POJ3041 Asteroids【最小顶点覆盖问题】

Description

Bessie wants to navigate her spaceship through a dangerous asteroid field in the shape of an N x N grid (1 <= N <= 500). The grid contains K asteroids (1 <= K <= 10,000), which are conveniently located at the lattice points of the grid.
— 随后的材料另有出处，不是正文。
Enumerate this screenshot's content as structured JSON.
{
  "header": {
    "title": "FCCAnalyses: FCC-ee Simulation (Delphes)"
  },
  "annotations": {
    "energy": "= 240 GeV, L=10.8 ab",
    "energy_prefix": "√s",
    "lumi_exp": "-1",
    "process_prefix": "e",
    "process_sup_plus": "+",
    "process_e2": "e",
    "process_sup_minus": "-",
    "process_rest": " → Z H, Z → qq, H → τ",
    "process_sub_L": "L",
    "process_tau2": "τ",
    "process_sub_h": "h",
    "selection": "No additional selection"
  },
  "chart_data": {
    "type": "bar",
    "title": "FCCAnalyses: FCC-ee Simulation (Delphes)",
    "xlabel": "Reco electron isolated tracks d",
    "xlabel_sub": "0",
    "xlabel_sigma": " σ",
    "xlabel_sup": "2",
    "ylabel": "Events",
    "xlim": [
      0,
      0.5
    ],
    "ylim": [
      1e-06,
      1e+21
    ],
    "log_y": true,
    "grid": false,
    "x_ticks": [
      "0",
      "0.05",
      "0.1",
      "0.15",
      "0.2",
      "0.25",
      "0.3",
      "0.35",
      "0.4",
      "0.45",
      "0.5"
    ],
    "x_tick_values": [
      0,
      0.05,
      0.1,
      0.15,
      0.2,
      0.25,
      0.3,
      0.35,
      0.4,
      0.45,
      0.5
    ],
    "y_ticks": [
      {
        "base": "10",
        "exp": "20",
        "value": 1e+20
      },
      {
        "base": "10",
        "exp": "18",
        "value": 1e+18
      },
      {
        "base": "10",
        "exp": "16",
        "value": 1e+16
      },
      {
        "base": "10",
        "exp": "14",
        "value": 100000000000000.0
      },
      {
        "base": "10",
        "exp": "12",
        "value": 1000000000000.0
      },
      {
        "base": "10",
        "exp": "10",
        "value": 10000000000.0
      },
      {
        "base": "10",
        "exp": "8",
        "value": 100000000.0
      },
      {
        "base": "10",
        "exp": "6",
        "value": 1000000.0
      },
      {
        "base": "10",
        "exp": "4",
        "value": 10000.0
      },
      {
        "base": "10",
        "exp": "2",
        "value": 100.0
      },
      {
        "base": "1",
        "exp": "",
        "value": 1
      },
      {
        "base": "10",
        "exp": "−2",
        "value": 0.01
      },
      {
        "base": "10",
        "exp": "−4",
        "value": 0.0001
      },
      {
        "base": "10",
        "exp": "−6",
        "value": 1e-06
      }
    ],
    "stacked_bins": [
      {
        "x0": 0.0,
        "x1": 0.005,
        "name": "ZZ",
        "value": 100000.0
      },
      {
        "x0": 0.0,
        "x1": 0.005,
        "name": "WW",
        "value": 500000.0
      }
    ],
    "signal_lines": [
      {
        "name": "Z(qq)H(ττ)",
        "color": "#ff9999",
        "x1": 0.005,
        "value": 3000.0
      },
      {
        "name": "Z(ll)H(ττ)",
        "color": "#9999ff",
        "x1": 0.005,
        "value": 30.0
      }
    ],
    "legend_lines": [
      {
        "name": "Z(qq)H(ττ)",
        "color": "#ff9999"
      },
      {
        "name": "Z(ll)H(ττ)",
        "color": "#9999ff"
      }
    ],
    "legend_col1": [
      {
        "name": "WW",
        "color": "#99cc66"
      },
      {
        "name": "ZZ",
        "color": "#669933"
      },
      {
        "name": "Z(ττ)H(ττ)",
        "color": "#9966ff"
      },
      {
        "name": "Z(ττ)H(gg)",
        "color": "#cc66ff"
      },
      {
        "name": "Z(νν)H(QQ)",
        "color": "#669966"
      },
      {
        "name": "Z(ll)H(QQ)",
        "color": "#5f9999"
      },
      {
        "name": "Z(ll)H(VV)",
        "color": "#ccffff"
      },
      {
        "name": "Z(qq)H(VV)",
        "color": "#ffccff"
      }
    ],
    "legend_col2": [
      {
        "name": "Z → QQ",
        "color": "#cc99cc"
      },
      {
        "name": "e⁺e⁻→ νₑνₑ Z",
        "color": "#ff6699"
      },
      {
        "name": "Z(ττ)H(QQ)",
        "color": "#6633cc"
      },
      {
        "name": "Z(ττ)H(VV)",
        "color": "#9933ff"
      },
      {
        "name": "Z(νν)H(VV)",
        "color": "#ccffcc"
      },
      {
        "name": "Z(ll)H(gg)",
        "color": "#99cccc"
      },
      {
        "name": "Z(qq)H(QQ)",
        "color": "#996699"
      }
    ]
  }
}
Fortunately, Bessie has a powerful weapon that can vaporize all the asteroids in any given row or column of the grid with a single shot.This weapon is quite expensive, so she wishes to use it sparingly.Given the location of all the asteroids in the field, find the minimum number of shots Bessie needs to fire to eliminate all of the asteroids.

Input

* Line 1: Two integers N and K, separated by a single space.
* Lines 2..K+1: Each line contains two space-separated integers R and C (1 <= R, C <= N) denoting the row and column coordinates of an asteroid, respectively.

Output

* Line 1: The integer representing the minimum number of times Bessie must shoot.

Sample Input

3 4
1 1
1 3
2 2
3 2

Sample Output

2

Hint

INPUT DETAILS:
The following diagram represents the data, where "X" is an asteroid and "." is empty space:
X.X
.X.
.X.

OUTPUT DETAILS:
Bessie may fire across row 1 to destroy the asteroids at (1,1) and (1,3), and then she may fire down column 2 to destroy the asteroids at (2,2) and (3,2).

解题思路

题目大意:给一个N*N的矩阵,有些格子有障碍,要求我们消除这些障碍,问每次消除一行或一列的障碍,最少要几次。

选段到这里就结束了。